Very recently, NOXs within the central nervous system have been shown to have important effects on post-MI cardiac remodelling. It has been known for some time that superoxide production within certain nuclei of the brain (including the paraventricular nucleus) is implicated in mediating the sympathetic activation that occurs after MI and which predisposes to heart failure [73, 79]. Injection into the cerebral ventricles of superoxide dismutase (in a viral carrier) led to reduced activation of neurons in these CNS nuclei after MI [79], and resulted in reduced apoptosis and improved cardiac function and survival post-MI [80]. Recent studies showed that NOX4 was the most highly expressed NOX isoform within the paraventricular nucleus (PVN) after experimental murine MI and that siRNA-mediated knockdown of this isoform in the PVN reduced sympathetic outflow from the brain, reduced peri-infarct apoptosis and improved cardiac performance [54].

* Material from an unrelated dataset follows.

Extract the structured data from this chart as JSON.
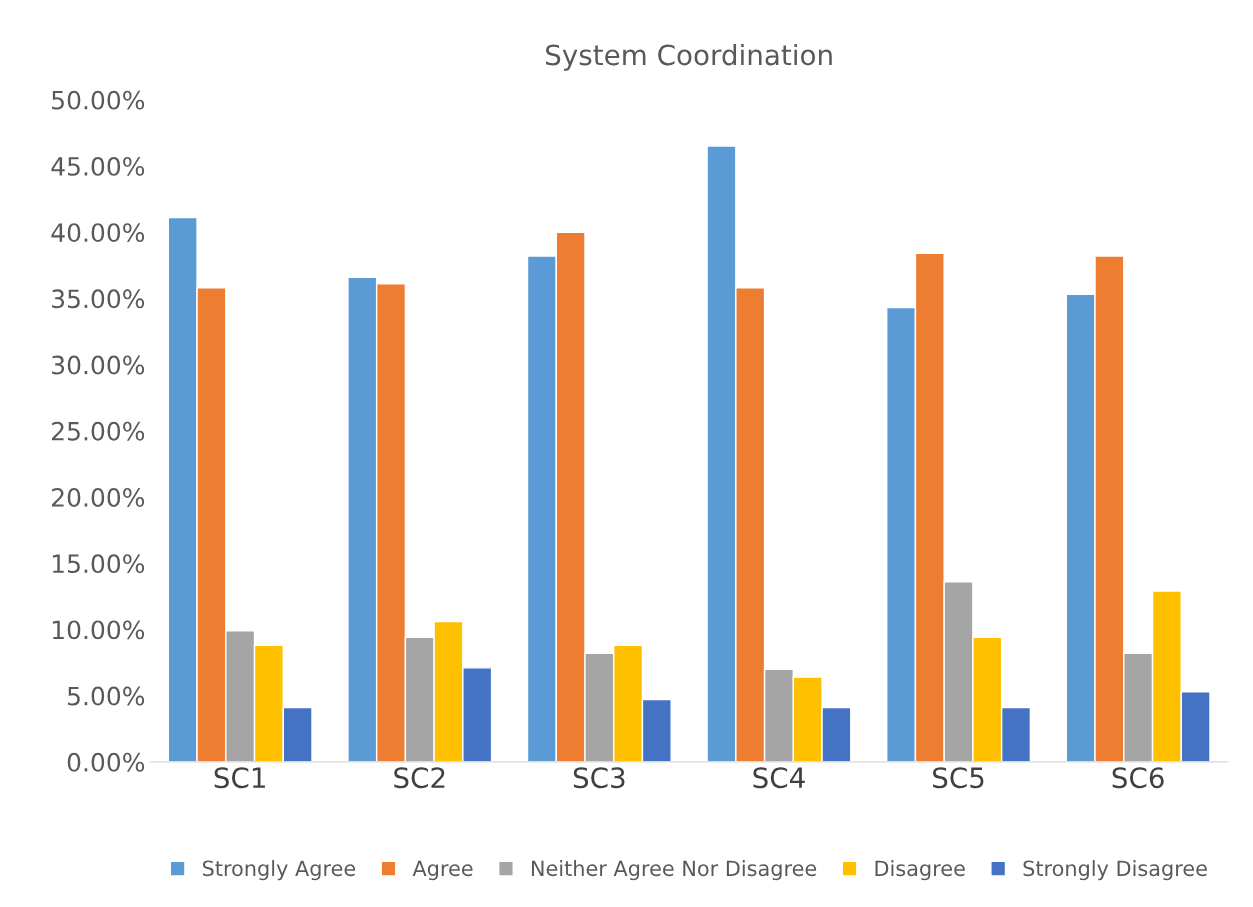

The main adverse clinical consequence of cardiac remodelling is the development of overt heart failure. Clinical data are available regarding NADPH oxidases in end-stage heart failure, mostly derived from explanted failing hearts at the time of transplantation. Our group demonstrated that NADPH oxidase activity was significantly upregulated in such hearts compared to non-failing hearts and that this was associated with a greater membrane translocation of p47^phox [49]. Similar findings were made by Maack and colleagues [82], who also described increased Rac1 translocation from cytosol to membrane, associated with elevated rac1-GTPase activity. Downstream pathways have also been examined in this context and there is evidence of increased activation of ERK1/2 and p38MAPK in parallel with increased NOX activity in end-stage failing hearts, both in the left and right ventricles [91]. It has been suggested that the right ventricle may be more susceptible to increased oxidative stress due to poorer antioxidant defence activation and that this may be relevant in the development of overt heart failure [11]. An increase in NOX2-dependent ROS generation associated with endothelial dysfunction has also been reported in saphenous veins obtained from patients with heart failure [26], suggesting that increased NOX2 activation may have wider systemic effects in the setting of heart failure. In an experimental model of diastolic heart failure, use of a pharmacological agent to enhance eNOS activity produced attenuation of diastolic dysfunction and reduced levels of NOX2 subunits, suggesting a role for oxidative stress in modulating cardiac function in this setting too [118].